My online reality, however, is just that: my reality. The online reality that my friends have created for themselves or the reality that people generally are living in are vastly different and inherently unique. Your online reality is vastly different from mine. We are telling our media accounts what to show us, and letting them convince us in turn that the videos that we see are a reality for everybody.
This situation reminds me of a documentary I watched not too long ago titled “The Great Hack.” A Netflix expose of sorts, the documentary discusses the 2016 election and the Facebook-Cambridge Analytica data scandal that occurred at the time. To summarize, Facebook had been selling data points — gathered through each like, share, or post on the app — to this company, Cambridge Analytica, which was hired by the Trump campaign for the presidential election. Cambridge Analytica was using the data to guess people’s political affiliation and then target them with information, real or fake, to get them to support Trump’s campaign. They were purposefully creating a personal online reality for everyone, hoping to influence the election. And the 2016 election was not the only one they had worked on. They were a global enterprise. The implication of the documentary was that true democracy does not exist anymore, not when this type of invisible manipulation is used to influence voters and subsequently the fate of the nation. With more and more people joining social media, the influence that such companies like Facebook, Instagram, Tiktok, and Cambridge Analytica can have are growing by the second.

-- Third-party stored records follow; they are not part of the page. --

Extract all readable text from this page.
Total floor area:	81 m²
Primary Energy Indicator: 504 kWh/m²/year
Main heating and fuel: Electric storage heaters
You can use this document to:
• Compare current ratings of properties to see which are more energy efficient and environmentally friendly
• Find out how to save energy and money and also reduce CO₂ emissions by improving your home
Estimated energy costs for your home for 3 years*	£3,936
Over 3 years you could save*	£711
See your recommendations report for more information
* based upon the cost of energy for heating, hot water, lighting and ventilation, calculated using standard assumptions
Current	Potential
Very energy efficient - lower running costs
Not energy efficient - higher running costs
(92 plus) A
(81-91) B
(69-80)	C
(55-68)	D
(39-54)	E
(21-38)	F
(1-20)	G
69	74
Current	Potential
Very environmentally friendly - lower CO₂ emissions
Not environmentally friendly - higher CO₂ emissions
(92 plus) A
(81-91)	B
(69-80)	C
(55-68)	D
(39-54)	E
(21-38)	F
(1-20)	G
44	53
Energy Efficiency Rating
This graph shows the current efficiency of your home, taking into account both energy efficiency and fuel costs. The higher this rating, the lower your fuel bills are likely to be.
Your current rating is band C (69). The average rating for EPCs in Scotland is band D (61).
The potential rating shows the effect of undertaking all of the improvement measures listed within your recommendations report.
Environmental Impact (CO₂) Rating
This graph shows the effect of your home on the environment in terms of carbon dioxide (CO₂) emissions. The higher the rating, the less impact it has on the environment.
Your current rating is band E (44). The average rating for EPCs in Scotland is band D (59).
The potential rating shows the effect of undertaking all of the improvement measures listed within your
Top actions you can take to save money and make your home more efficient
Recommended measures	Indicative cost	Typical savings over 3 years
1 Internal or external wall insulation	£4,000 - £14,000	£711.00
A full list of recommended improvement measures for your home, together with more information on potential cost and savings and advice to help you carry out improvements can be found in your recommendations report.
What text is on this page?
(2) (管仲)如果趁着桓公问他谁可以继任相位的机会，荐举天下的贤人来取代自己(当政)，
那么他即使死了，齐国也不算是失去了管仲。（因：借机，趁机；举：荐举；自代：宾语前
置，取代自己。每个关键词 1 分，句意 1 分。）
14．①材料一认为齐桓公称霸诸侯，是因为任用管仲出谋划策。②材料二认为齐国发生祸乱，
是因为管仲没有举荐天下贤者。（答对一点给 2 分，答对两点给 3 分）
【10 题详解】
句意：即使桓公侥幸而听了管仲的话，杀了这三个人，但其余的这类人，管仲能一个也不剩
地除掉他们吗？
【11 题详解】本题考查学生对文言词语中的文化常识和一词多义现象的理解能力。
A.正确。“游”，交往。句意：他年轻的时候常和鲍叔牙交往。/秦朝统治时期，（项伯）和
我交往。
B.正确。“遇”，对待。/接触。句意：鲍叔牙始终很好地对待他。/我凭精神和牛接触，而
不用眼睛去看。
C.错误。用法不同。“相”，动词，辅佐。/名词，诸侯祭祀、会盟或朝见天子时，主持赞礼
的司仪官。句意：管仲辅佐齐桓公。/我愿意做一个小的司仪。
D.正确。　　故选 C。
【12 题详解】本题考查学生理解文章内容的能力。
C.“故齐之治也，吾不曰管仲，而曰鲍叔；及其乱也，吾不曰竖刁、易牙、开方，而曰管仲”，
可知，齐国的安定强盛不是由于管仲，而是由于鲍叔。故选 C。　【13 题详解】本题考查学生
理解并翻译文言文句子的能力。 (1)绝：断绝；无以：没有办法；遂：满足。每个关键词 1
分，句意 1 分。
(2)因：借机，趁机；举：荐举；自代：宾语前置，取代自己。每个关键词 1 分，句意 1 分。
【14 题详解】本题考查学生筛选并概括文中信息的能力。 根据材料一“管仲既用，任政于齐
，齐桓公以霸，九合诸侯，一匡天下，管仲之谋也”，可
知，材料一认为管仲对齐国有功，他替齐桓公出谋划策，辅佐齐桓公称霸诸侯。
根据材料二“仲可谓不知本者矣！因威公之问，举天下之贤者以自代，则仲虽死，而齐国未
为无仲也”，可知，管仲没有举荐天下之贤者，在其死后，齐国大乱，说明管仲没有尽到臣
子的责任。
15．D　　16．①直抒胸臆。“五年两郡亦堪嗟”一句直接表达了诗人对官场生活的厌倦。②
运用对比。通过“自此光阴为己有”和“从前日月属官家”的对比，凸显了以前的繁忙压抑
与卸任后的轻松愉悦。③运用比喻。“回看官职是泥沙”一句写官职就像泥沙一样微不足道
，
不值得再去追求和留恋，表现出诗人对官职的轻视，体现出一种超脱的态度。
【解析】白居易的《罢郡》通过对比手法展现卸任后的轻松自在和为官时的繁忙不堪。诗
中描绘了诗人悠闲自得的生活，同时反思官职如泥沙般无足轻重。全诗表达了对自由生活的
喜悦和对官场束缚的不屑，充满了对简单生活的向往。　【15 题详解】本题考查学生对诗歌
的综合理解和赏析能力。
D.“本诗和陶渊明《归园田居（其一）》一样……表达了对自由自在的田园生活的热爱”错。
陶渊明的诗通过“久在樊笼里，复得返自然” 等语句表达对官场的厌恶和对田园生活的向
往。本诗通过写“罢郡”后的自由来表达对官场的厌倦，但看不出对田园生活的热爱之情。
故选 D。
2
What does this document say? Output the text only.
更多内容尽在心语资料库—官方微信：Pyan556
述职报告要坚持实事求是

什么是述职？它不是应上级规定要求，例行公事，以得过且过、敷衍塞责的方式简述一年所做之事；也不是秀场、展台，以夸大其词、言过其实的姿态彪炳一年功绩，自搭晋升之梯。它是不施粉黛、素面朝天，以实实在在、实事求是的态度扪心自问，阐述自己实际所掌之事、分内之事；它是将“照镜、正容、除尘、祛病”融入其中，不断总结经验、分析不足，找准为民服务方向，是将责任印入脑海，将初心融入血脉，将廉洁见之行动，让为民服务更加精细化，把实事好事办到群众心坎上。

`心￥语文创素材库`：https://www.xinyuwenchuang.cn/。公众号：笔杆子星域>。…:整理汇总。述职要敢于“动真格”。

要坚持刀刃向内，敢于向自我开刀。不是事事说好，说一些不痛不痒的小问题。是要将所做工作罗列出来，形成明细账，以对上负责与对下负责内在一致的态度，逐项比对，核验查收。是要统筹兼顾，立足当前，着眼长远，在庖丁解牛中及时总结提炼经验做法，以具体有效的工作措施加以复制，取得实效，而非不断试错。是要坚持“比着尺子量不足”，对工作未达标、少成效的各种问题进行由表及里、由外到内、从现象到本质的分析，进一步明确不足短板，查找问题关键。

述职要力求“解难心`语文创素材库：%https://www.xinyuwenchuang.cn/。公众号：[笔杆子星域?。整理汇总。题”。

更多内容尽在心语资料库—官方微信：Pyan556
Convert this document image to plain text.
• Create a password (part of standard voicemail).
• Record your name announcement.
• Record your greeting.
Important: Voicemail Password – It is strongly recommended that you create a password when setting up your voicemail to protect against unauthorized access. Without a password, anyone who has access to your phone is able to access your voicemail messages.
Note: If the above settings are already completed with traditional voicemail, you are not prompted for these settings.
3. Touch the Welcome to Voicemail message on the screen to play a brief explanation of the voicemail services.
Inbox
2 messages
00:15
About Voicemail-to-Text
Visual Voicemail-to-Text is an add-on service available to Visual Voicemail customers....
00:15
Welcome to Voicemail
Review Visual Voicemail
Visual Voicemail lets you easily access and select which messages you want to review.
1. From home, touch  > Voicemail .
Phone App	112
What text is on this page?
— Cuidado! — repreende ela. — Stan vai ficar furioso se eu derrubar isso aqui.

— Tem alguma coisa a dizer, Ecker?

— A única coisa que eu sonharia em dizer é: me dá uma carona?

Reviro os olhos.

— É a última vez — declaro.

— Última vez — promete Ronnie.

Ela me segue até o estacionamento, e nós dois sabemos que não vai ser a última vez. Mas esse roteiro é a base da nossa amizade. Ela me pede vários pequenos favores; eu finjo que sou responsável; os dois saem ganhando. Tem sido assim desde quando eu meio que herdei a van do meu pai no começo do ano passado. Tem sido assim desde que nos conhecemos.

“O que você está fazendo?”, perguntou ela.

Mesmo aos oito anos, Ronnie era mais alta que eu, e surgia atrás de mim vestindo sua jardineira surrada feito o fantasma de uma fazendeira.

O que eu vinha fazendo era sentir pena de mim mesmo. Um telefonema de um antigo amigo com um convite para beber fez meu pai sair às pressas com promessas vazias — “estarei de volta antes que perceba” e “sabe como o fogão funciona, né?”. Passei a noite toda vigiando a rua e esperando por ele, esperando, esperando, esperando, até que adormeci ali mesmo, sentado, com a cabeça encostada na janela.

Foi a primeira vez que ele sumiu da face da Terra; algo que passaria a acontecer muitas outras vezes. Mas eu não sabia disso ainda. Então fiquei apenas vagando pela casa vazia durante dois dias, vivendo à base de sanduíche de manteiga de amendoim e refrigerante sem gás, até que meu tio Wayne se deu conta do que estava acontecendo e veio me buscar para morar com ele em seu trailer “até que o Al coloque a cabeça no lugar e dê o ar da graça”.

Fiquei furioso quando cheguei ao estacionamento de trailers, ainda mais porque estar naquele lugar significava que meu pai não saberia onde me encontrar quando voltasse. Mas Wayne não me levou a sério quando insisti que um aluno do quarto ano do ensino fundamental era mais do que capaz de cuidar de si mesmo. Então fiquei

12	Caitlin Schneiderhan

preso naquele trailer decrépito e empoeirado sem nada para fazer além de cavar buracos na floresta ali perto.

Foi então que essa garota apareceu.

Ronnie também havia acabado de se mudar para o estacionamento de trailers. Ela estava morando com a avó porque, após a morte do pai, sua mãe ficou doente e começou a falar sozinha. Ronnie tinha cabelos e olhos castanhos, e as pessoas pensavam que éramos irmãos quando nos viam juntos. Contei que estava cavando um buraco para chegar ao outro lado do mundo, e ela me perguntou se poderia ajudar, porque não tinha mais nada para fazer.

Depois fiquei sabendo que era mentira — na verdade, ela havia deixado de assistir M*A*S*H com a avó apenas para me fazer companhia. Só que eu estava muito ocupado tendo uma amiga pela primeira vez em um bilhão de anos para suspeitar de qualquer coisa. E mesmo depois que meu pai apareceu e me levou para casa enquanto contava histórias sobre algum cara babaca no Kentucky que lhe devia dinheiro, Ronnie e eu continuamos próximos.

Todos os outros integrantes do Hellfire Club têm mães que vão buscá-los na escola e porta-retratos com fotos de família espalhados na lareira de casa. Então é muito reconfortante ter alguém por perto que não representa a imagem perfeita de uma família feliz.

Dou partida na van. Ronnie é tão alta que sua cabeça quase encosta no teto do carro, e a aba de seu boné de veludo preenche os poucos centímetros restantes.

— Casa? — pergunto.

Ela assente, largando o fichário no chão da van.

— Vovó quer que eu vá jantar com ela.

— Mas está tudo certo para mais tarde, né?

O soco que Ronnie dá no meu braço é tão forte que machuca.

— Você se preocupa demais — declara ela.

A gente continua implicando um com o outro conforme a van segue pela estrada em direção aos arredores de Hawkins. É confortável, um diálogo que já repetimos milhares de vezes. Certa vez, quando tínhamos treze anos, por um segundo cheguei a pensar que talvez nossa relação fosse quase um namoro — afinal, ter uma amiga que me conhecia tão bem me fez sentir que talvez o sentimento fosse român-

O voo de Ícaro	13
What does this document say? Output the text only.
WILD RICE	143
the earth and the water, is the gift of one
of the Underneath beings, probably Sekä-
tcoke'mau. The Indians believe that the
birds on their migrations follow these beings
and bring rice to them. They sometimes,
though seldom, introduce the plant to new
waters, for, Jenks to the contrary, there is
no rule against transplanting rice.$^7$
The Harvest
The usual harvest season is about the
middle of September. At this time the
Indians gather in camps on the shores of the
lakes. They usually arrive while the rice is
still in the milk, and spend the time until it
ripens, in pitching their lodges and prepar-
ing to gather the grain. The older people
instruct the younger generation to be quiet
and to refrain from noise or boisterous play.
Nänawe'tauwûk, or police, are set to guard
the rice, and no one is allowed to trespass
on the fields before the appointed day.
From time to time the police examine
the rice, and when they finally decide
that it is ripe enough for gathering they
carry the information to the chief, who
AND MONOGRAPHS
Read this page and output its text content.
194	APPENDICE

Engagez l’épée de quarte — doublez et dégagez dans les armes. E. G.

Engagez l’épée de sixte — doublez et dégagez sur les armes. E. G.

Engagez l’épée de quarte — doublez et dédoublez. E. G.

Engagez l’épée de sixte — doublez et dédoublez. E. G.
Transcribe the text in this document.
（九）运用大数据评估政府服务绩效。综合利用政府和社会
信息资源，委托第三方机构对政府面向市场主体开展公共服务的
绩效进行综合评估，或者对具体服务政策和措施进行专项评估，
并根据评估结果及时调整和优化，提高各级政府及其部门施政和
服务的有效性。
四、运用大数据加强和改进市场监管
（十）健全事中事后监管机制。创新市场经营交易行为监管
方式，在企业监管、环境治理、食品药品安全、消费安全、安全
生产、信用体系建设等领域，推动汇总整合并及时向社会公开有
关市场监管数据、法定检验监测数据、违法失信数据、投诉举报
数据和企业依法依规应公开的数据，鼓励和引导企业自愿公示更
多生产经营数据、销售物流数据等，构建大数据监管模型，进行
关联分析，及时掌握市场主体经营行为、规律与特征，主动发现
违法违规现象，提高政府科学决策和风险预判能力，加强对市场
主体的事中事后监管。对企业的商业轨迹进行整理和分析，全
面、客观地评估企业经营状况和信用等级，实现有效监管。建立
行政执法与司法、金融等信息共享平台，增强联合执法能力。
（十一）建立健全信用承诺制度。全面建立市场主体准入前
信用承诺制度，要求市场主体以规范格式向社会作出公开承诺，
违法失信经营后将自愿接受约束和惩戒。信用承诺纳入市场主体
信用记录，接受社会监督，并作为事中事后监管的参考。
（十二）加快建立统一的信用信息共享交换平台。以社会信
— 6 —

I am trying to take back control. I try my hardest to not interact with political videos online and I try harder to read a variety of articles rather than mostly ones that align with my personal beliefs. At any rate, I am now actively aware that what I see on social media is not what other people see, and that the divide between reality and the online world is much greater than I had previously believed. In a world where it is so easy to be taken advantage of, in which our beliefs are subtly influenced daily without us knowing, it is imperative to acknowledge the existence of these online realities and to actively disassociate from them. Let’s learn to leave these realities behind in the ether and exist, consciously and fully, in the real world.